Título original : Água viva
Año de publicación y de esta edición : 1973 – Primera edición
Editora : Círculo do Livro
Estar ante un libro de Clarice Lispector (Tchetchelnyk, Ucrania, 1920 - Rio de Janeiro, Brasil, 1977) es sentir aquella curiosidad con frio en la barriga que se siente cuando se está por primera vez ante un libro de Machado de Assis, Jorge Amado, Rubem Fonseca, e imagino que también ante uno de José Saramago, no sólo por leerlo en su idioma original, el portugués, sino también porque ella es una de las principales exponentes de la literatura en lengua portuguesa, y junto a sus tres compatriotas mencionados entre los más importantes de Latinoamérica, y este primer libro superó las expectativas que tenía por ella. Pero lejos…, muy lejos. Las mismas expectativas que tenía por Haruki Murakami sin encontrar en aquella ocasión lo que esperaba, aquí con este libro fue todo lo contrario: fue un torbellino, un vendaval. En sus cortas ciento y quince páginas la autora no te da tregua ni descanso, pues de una cavilación pasa a la otra casi sin ser percibido el cambio. Es una prosa muy lírica que hace fluir la lectura, pero no se engañen, no es nada ligero, por momentos hasta es denso, es muy introspectivo, parece que está a tu lado hablándote bajito al oído, a veces como si fuese la voz de tu conciencia, y en otros trechos parece gritar. Ya de inicio pareciera que entras en una conversación comenzada e intentas agarrarle el hilo, y al hacerlo no te zafas más, ni cuando terminas de leerlo. Todavía estoy en shock; aún sigo encandilado, es el inesperado balde de agua fría que ingresa por una ventana de una combi en movimiento en un domingo de febrero; no esperaba todo esto. Es una escrita desenfrenada, casi una vertiginosa confesión, en la que mientras estás desgranando –o tratando de hacerlo- la idea expuesta, ella ya está en otra. Por momentos parece una escrita sin ningún pulimento, algo grosera, pero eso denota mucha honradez y sinceridad de la monologuista, como que esto es deliberado. Ahora es un instante. Ahora ya es otro. Y otro. Este instante cuando lo leas será ya pasado. Bienvenido al misterio de lo impersonal, al llamado "it".

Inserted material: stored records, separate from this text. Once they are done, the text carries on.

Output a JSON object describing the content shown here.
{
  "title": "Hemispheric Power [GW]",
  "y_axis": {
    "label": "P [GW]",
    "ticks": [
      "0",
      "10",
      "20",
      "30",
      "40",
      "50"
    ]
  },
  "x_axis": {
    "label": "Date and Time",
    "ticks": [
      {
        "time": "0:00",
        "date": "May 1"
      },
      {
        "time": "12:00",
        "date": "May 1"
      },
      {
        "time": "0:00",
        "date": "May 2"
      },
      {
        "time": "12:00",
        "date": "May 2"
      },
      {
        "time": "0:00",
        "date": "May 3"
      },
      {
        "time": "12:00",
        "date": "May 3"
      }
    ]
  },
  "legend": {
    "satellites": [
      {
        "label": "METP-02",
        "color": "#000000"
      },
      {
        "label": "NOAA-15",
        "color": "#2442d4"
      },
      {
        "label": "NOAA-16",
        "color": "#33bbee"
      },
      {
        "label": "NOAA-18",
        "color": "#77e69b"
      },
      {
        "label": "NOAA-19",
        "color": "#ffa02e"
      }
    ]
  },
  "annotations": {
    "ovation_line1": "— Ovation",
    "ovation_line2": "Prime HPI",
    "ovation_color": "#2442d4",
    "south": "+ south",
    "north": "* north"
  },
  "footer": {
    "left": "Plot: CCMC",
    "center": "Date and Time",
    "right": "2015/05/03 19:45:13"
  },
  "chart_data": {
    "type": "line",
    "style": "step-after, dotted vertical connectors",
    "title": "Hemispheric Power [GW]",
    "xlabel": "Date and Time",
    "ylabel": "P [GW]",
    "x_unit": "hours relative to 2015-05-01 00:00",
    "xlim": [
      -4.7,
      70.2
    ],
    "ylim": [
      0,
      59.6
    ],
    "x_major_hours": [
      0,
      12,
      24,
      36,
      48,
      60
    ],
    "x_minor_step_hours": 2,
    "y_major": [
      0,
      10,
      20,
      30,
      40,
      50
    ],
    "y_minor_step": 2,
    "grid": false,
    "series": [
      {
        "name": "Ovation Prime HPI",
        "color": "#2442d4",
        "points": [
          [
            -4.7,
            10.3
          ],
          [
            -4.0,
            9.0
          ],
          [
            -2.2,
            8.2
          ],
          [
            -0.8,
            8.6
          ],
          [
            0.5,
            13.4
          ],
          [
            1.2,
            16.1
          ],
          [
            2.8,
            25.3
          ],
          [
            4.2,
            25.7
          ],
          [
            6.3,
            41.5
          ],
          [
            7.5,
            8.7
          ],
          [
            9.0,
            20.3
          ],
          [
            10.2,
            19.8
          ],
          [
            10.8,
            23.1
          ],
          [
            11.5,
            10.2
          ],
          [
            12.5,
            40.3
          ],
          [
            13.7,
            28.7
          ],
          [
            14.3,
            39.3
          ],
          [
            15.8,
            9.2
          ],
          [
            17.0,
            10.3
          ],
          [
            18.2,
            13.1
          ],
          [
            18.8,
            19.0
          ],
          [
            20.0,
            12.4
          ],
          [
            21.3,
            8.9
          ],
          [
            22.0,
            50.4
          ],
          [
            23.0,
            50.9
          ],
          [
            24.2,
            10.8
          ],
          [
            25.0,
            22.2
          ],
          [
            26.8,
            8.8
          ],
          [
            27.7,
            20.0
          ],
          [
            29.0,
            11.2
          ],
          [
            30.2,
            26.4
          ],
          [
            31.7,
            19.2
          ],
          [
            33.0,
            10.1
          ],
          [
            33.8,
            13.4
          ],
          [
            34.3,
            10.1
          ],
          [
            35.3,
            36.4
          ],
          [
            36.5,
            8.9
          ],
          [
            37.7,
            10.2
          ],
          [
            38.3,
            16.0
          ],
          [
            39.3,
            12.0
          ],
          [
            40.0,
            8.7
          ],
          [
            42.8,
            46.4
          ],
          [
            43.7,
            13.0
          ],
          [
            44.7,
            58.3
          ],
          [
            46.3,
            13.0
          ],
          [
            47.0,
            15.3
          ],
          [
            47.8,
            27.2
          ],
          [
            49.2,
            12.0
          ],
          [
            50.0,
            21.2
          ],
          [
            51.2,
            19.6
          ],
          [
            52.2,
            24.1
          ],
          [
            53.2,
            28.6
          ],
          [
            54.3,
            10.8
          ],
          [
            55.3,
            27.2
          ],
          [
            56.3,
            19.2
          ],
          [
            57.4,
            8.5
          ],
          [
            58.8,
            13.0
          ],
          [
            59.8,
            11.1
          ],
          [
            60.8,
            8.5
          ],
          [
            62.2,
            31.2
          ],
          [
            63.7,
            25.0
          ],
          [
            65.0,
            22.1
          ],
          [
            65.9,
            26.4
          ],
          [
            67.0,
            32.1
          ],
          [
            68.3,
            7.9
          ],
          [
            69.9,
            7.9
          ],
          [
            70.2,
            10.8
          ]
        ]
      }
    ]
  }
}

De joven me sedujo Marilyn, ya luego me deslumbré con Björk y también me enfermé con Vivian Schmitt, y ahora tú Clarice. Tinha que ser ucraniana, me dice mi esposa, que es descendiente de esa nacionalidad, con un orgullo que la hace recordar la pêssanka, la sopa eslava, y claro, el pirogue (conocido en Rusia y Ucrania como “varênike” y “perohê”), culinaria ucraniana que alterno con la peruana, ya la pêssanka son los huevitos pintados. En el Paraná se encuentra la mayor colonia de descendientes ucranianos. ¿Será que han leído a Clarice? ¿Será que la conocen tanto como a Andiry Shevchenko? Ojalá que sí.
Ya inicié la lectura de otra obra, y es de un compatriota: pobre, se jodió, o me jodí yo, porque aún sigo pensando en ti, Clarice.